Las buenas intenciones

Crítica de Gabriel Piquet - Fancinema

CONSTRUIR LA EMPATÍA

Una película simple es a veces mucho mejor que una película con pretensiones que quieren dejar mensaje, palabra usada hasta el hartazgo cuando hay que justificar cierto cine. Las buenas intenciones, ópera prima de Ana García Blaya, es extremadamente simple en su construcción, pero tan conmovedora que uno empatiza por todos los lados posibles sin necesidad de subrayar todo lo que nos va mostrando a medida que avanza.

El film aborda la historia de tres niños y sus padres divorciados contando con una trama de ficción que también utiliza fragmentos de videos caseros de la realizadora (aunque algunos están ficcionalizados). La relación de la hija mayor de la pareja con su padre es como un hilo conductor. Los demás personajes, que son los otros dos hermanos, la madre y su nueva pareja, más los amigos del padre, terminan de darle forma para que este relato personal de la directora (un homenaje al padre y su banda de música) adquiera un carácter universal.

Todo el elenco está muy bien, aunque Javier Drolas y Amanda Minujín tienen timing para hacer pensar que son padre e hija en la vida real. El título puede remitir a todo lo que uno puede poner de su parte para tratar de cambiar algo, aunque sepa que eso nunca pasará. Es decir, esa terquedad inherente a todo ser humano que muchas veces queda explícita en los vínculos más íntimos y personales.

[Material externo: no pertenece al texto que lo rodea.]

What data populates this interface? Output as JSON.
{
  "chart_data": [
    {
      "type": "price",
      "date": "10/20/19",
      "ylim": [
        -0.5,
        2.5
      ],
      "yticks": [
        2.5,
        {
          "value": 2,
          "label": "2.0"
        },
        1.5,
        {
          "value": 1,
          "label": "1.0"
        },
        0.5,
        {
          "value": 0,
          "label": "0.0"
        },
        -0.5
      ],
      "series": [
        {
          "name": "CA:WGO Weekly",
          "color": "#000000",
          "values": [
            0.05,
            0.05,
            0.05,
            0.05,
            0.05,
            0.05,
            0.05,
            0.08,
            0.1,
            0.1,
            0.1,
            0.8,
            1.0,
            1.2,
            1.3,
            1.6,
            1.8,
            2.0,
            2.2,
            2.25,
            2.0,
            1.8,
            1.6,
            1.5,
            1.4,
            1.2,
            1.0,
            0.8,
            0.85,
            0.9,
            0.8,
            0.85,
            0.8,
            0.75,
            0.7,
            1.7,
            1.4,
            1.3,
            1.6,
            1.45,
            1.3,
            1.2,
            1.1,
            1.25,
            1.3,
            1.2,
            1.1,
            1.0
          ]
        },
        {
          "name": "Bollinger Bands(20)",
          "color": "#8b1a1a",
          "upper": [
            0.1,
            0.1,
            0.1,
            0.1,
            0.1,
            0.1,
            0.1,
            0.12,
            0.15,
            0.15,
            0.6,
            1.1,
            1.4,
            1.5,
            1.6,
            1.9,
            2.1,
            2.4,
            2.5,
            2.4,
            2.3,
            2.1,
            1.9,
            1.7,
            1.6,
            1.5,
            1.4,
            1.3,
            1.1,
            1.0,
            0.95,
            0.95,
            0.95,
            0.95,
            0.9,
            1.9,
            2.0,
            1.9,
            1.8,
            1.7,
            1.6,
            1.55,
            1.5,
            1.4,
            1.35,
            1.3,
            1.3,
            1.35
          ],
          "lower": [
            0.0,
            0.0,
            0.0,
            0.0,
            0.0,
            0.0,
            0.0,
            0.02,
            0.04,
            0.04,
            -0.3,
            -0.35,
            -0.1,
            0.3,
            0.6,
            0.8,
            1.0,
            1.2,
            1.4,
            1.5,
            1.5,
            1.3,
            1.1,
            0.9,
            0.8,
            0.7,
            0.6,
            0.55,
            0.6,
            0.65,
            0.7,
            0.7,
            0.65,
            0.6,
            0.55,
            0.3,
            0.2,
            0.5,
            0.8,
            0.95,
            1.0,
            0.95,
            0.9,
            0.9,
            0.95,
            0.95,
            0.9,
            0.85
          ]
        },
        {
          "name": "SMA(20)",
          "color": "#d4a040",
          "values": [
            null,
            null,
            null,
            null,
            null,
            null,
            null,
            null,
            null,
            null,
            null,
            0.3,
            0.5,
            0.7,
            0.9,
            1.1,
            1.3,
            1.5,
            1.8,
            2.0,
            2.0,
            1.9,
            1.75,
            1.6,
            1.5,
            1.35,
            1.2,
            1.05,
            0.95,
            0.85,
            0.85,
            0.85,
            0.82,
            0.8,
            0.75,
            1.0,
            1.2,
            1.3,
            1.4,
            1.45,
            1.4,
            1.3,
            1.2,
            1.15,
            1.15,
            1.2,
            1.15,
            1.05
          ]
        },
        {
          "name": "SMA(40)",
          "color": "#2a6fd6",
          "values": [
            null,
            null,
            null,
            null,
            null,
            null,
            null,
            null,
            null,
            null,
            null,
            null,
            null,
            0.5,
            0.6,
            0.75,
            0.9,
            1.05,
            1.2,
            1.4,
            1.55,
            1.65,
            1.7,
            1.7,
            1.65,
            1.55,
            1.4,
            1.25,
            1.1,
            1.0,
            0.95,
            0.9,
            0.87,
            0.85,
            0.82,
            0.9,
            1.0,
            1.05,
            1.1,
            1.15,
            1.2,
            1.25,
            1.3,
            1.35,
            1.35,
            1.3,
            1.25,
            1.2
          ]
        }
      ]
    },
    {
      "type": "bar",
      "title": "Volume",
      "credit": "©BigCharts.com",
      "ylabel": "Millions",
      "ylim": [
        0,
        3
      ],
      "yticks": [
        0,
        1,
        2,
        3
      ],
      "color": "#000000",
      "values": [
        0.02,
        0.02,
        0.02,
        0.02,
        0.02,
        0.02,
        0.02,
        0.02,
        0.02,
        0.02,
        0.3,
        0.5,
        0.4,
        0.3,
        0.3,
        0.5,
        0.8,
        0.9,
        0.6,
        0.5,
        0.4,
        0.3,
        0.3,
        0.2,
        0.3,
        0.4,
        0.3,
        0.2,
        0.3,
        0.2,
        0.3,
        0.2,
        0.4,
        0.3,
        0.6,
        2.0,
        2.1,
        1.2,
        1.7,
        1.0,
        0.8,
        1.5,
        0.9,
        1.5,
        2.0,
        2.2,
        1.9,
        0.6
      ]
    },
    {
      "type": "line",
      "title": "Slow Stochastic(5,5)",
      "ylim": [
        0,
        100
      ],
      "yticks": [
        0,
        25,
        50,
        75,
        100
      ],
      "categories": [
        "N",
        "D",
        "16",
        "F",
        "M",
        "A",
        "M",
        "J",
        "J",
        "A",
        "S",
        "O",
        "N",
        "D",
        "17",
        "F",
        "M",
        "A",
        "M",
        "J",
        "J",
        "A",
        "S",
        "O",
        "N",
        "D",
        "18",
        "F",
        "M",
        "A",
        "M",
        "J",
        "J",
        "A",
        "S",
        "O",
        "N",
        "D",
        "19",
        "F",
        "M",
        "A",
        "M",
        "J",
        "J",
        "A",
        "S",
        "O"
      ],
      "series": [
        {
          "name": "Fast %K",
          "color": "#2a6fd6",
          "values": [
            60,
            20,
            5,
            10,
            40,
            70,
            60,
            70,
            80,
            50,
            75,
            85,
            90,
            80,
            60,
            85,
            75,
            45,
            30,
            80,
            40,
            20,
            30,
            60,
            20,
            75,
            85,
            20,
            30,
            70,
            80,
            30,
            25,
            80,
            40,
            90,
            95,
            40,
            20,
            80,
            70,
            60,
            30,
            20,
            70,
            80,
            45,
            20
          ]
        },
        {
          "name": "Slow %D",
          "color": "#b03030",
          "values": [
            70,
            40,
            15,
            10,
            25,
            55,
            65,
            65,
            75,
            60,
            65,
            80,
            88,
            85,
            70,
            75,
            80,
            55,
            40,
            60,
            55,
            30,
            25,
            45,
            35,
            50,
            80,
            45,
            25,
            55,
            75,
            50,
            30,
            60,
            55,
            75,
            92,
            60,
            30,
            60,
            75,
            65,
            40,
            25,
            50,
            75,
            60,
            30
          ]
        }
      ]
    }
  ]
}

Eso queda reflejado en una escena conmovedora entre el padre y su hija mayor en la que tratan de convencerse de que es mejor que cada uno siga por su cuenta. La niña se tendrá que ir a vivir con la madre y los hermanos a otro país aunque haya hecho todo lo que tuvo al alcance para quedarse con el padre. Y es precisamente el padre quien le dice que ya volverán a juntarse cuando termine la escuela primaria, sabiendo que no cambiará su forma de ser por más que le prometa cosas. La sensibilidad que exhibe García Blaya para narrar esto la posiciona como una cineasta a tener en cuenta a futuro.